Un evento nel suo piccolo rivoluzionario si è verificato per la prima volta in Italia. E riguarda molto da vicino i nostri amici animali. Una dipendente pubblica una dipendente dell’Università La Sapienza di Roma è riuscita ad ottenere due giorni di malattia retribuita. Così è stata vicina al suo cane dopo un intervento piuttosto delicato. La battaglia è stata sostenuta dalla Lav, che ha accolto con toni trionfalistici la decisione. Diverse le testate estere, dal ‘Daily Mail’ al ‘New York Times’, che hanno ripreso la notizia. Questo a dimostrazione che si tratta di un precedente storico molto importante.
Ha spiegato Gianluca Felicetti, presidente della LAV, ha dichiarato: “Con le certificazioni medico-veterinarie richieste dal caso, chiunque altro dovesse trovarsi in una situazione analoga a quella della signora, potrà citare questo importante precedente e fare riferimento ad esso. Tutto ciò rappresenta un altro significativo passo in avanti”. Un risultato – dice Felicetti – “che prende atto di come gli animali non tenuti a fini di lucro o di produzione sono a tutti gli effetti componenti della famiglia”.
La Giurisprudenza peraltro ritiene l’omissione di cure e di trattamento di un animale che ne ha bisogno, alla stregua di un maltrattamento. Reato che, come tutti sappiamo, è perseguibile penalmente ed è strettamente connesso anche all’altro reato di abbandono di animale (prima parte dell’articolo 727 del Codice penale). La donna, intervistata dal ‘Corriere della Sera’, ha evidenziato: “A maggio, mi dissero che non era possibile ottenere il permesso per assistere un cane. Che il cane non è nello stato di famiglia.

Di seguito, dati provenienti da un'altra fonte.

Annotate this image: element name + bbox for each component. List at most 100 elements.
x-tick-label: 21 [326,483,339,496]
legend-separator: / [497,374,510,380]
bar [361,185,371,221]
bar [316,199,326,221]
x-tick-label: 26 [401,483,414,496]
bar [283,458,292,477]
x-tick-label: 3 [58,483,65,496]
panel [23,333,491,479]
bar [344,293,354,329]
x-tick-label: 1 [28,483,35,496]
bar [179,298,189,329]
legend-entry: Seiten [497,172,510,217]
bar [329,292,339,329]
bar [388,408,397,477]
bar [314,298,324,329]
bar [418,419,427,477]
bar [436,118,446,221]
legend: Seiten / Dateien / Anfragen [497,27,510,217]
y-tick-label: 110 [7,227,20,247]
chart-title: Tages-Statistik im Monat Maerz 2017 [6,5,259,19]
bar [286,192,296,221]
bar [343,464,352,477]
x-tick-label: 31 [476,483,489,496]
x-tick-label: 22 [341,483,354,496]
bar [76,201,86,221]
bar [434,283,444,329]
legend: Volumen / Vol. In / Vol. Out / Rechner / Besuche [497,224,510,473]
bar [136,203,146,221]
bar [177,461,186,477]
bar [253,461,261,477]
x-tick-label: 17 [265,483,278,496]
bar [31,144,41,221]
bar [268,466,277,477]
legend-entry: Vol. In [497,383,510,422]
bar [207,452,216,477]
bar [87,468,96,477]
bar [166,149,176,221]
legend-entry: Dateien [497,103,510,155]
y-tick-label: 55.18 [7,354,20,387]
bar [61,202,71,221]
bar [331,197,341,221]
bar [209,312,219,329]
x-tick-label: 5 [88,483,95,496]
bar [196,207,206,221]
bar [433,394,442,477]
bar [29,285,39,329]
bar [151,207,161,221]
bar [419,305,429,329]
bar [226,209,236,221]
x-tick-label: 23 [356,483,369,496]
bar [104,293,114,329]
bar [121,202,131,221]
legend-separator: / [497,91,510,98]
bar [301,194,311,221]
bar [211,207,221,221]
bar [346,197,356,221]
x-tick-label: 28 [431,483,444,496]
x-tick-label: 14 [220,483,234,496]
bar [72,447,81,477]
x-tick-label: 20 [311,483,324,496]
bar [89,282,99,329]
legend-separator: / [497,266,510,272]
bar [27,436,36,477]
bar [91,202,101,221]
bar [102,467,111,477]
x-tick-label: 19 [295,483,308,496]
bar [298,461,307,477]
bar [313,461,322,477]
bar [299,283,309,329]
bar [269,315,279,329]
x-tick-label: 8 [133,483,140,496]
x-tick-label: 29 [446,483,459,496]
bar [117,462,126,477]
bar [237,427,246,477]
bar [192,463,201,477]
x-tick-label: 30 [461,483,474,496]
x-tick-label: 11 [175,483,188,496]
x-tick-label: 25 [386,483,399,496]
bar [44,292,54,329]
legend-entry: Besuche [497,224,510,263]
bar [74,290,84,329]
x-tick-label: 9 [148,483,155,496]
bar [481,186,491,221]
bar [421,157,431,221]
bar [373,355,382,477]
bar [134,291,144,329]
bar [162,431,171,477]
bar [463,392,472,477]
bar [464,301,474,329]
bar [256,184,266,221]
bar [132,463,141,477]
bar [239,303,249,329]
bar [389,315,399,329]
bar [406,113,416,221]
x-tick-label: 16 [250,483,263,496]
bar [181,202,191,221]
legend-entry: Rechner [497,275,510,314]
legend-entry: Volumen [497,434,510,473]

Ma Cucciola è la mia famiglia, sono sola, non c’era nessuno che poteva starle accanto”. Per questo, la donna pretende di consumare due giorni di malattia retribuita.
La decisione è stata duramente criticata, con toni eccessivi, da Mauro Munafò, giovane giornalista de ‘L’Espresso’: “Penso ai tanti amici precari, con partite Iva più o meno finte, con situazioni lavorative più o meno borderline che, leggendo la notizia, bestemmieranno. E non è un eufemismo, bestemmieranno sul serio”. Toni non proprio concilianti, per cui si arriva al paradosso di criticare quello che dovrebbe essere un diritto.
Munafò infatti accusa: “Come spesso accade nel mondo del lavoro, si è creato un incredibile rovesciamento della realtà”. In sostanza, “quello che era e dovrebbe essere per tutti un diritto (assenza dal lavoro retribuita in caso di malattia grave di un parente stretto) si evolve in un privilegio inaccettabile”. Un privilegio – spiega Munafò – “appannaggio di pochi che riescono a usarlo persino per stare con il cane”. Per il giornalista, “permettere di allargare il permesso per malattia anche alla degenza dei propri animali domestici” sarebbe “ridicolo. Inoltre, “nel moderno mondo del lavoro” sarebbe del tutto inappropriato”.
“I diritti sul posto di lavoro, come quello al permesso retribuito in caso di malattia, andrebbero estesi a tutti. Sono un diritto ‘costoso’, che i datori di lavoro sarebbero ben felici di vedere cancellato. E notizie come quella del permesso per il cane non fanno altro che indebolirlo e metterlo ulteriormente a rischio”, è la tesi di Munafò. Provando però a rovesciare i termini della questione, si può senz’altro dire che non è non concedendo diritti ai ‘super garantiti’ – come Munafò definisce i dipendenti pubblici – che si contribuisce al miglioramento delle condizioni lavorative di chi invece di diritti ne ha pochi o non ne ha per niente.